Lebensztejn et al[27] reported a case of a child with chronic hepatitis B treated with lamivudine who developed thrombocytopenia and found that withdrawal of lamivudine could normalize platelets count, while reintroduction of the drug results in relapse of thrombocytopenia.

Slight and transient increase of ALT activity during lamivudine therapy (between the 3rd and the 12th mo) was noted in 4 children of our group of patients. YMDD mutation was detected in 2 of them. Termination of lamivudine therapy after 12 mo did not result in any increase of ALT activity or any other symptoms of liver impairment in the follow-up. Some authors have reported the risk of liver dysfunction and even acute liver failure after cessation of lamivudine therapy especially in patients with advanced liver fibrosis or cirrhosis[9]. Advanced fibrosis (stages 3 and 4) could be detected only in 5.1% of children with chronic hepatitis B, which may be the reason for no complications in our group of patients.
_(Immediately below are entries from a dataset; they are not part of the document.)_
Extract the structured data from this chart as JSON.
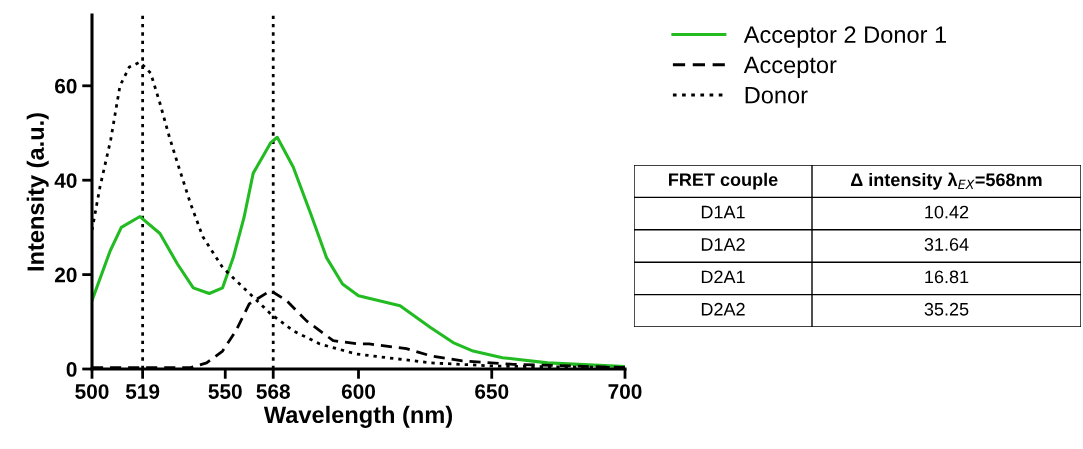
{
  "chart_data": [
    {
      "type": "line",
      "xlabel": "Wavelength (nm)",
      "ylabel": "Intensity (a.u.)",
      "xlim": [
        500,
        700
      ],
      "ylim": [
        0,
        75
      ],
      "xticks": [
        500,
        519,
        550,
        568,
        600,
        650,
        700
      ],
      "yticks": [
        0,
        20,
        40,
        60
      ],
      "grid": false,
      "legend": "top right",
      "marker": "none",
      "ref_lines": [
        {
          "axis": "x",
          "value": 519,
          "color": "#000000",
          "line_style": "dotted"
        },
        {
          "axis": "x",
          "value": 568,
          "color": "#000000",
          "line_style": "dotted"
        }
      ],
      "series": [
        {
          "name": "Acceptor 2 Donor 1",
          "color": "#22bb22",
          "line_style": "solid",
          "x": [
            500,
            506.8,
            511,
            518,
            525.5,
            532,
            538,
            544,
            549,
            553,
            557,
            560.5,
            567,
            569.5,
            575.5,
            582,
            588,
            594,
            600,
            615.6,
            627,
            635.5,
            643,
            654,
            671,
            700
          ],
          "values": [
            14.5,
            25,
            30,
            32.3,
            28.7,
            22.3,
            17.2,
            16,
            17.2,
            23.6,
            32,
            41.5,
            47.9,
            49.1,
            42.8,
            33,
            23.6,
            18,
            15.5,
            13.4,
            8.8,
            5.6,
            3.8,
            2.4,
            1.3,
            0.5
          ]
        },
        {
          "name": "Acceptor",
          "color": "#000000",
          "line_style": "dashed",
          "x": [
            500,
            537,
            543,
            549,
            554,
            559,
            567,
            573,
            580.5,
            590.5,
            600.5,
            604,
            618,
            627,
            639,
            658,
            700
          ],
          "values": [
            0.3,
            0.3,
            1.3,
            3.8,
            8.1,
            13.8,
            16.6,
            14.5,
            10.2,
            6,
            5.3,
            5.3,
            4.3,
            2.8,
            1.7,
            1,
            0.3
          ]
        },
        {
          "name": "Donor",
          "color": "#000000",
          "line_style": "dotted",
          "x": [
            500,
            503,
            507,
            510.5,
            514,
            518,
            522,
            525.5,
            529,
            533,
            537,
            541.6,
            549,
            558,
            567,
            575.5,
            585.5,
            599,
            627,
            652,
            700
          ],
          "values": [
            29.4,
            38.6,
            48.5,
            60,
            64,
            65,
            62.7,
            56.3,
            49.2,
            42,
            35,
            28,
            21.5,
            16.6,
            11.7,
            8.1,
            5.3,
            3.2,
            1.3,
            0.6,
            0.3
          ]
        }
      ]
    },
    {
      "type": "other",
      "annotations": [
        "FRET couple",
        "Δ intensity λ$_{EX}$=568nm",
        "D1A1",
        "10.42",
        "D1A2",
        "31.64",
        "D2A1",
        "16.81",
        "D2A2",
        "35.25"
      ]
    }
  ]
}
Because of economical reasons, only patients with ALT increase were evaluated for YMDD mutation and thus no conclusions about the incidence of YMDD mutation in children with chronic hepatitis B treated with lamivudine can be established. Thus, it can not be ruled out that mutation in the YMDD motif is responsible for the development of resistance to lamivudine in non-responders.

Duration of lamivudine therapy increases not only the rate of positive viral response, but also the risk of YMDD mutations[9], which appears to rise up to 60% in patients treated with lamivudine for more than 4 years[16,24,28]. However, besides the high percentage of viral mutants, lamivudine is still capable of inducing HBeAg/HBeAb seroconversion and improving histopathological changes within liver tissue in the treated patients[29,30].

In conclusion, one year lamivudine therapy for children with chronic hepatitis B is effective and well tolerated. Seroconversion of HBeAg/HBeAb and SVR are connected with lower pre-treatment serum HBV DNA level.